The Merlin was towed to one of the hangars, where it would be mostly protected from the weather. Julia just hoped the hanger didn’t choose this night to collapse; it looked like it should have been knocked down when she had been in day care. There was an inn of sorts in the village that the stranded passengers used but Julia had a bedroll she carried for this eventuality.
As Julia played cards with some westerners in the operations center she realized that Halberg had vanished. In one sense it was a relief, she didn’t have to deal with his constant needling. But she didn’t like him not telling her what he was doing out here. This was a dangerous place even though this whole province was an island of government control in a sea of unrest. But there was little she could do except note it in her report.
The storm hit with buffeting winds and slashes of snow, ice and freezing rain. With the locals she huddled near one of the smelly stoves, drank hot tea and ate spiced mutton, still cold in her fleece lined leather coat. She got two not too subtle invitations to share sleeping accommodations with the locals, which she turned down with good natured firmness. About nine she spread out her sleeping roll with its rugged self inflating air mattress in one of the back rooms and went to bed.
About two in the morning she woke up and lay listening, finally realizing that the ‘sound’ she was hearing was silence. The storm winds had died away and unless it was snowing the weather had cleared out as predicted. She got up to check, the ops center was dark except for the glow of a few status leds, and still except for the snores coming from the main bunk room.
Outside it was very cold and still, the sky a bowl of stars. There were sentries but they no longer depended on light and worked better in a quiet environment. There was a mutter of a diesel in the distance then silence again.
Then she heard a faint screech of metal on metal, quickly gone. It had come from the direction of the hangars. She walked quietly to the end of the building and peered around. An instant later she was face down on the ground with the muzzle of a gun pressed, hard, against her skull.
“You really should have stayed indoors miss.” The voice was prissily British.

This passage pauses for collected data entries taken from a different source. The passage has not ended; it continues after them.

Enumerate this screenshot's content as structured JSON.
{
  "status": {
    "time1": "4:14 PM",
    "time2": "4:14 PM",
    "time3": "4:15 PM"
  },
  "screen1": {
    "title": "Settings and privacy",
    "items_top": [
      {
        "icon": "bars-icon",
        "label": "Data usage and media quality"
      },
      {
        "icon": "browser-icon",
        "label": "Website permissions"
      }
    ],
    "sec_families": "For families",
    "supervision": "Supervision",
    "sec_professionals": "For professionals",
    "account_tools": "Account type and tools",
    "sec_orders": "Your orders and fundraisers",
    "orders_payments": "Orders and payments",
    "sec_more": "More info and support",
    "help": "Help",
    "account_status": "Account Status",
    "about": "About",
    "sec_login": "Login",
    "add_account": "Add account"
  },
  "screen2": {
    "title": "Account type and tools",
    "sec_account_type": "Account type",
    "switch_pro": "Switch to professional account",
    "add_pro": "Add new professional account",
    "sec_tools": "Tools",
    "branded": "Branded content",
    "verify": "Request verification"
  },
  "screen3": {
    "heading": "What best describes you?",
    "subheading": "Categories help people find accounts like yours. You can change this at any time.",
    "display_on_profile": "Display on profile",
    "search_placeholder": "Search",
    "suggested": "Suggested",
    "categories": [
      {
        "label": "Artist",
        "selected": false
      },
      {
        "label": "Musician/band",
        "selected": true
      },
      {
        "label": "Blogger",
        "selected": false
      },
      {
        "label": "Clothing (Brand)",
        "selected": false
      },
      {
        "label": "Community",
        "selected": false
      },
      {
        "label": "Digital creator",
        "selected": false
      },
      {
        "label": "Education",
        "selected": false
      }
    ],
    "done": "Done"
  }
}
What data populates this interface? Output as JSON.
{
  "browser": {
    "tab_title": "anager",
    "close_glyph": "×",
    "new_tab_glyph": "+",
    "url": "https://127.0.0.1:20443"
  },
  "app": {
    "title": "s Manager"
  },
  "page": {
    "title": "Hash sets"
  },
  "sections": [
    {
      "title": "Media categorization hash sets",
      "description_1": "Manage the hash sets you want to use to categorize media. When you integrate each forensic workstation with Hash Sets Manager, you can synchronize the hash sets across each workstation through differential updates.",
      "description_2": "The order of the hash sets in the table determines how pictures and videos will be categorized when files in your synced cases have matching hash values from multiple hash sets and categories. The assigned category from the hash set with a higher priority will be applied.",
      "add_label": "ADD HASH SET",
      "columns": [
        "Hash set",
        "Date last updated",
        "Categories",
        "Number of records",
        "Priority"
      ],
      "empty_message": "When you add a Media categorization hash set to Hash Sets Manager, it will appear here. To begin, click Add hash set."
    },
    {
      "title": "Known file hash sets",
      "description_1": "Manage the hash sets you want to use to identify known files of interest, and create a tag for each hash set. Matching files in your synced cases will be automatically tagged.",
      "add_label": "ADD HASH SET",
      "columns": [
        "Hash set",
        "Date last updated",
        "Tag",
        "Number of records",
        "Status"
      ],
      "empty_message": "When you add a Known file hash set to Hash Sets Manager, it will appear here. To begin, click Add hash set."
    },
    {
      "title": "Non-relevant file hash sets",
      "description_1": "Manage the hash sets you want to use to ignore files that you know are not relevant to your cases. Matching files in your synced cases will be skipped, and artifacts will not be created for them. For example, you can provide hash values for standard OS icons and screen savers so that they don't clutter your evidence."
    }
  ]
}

She didn’t make a move, she’d been taken completely by surprise from behind, she cursed herself, how had she let that happen?
“Very good sense there miss, put your hands behind your back, wrists together, hands out.” He bound and gagged her quickly and efficiently with tie wraps and left her laying on her stomach against the wall, he threw something heavy and stinking of oil and jet fuel over her, a kind and confident move, he was sure she was out of it, whatever it was, and the tarp would probably stop her from freezing to death before the morning.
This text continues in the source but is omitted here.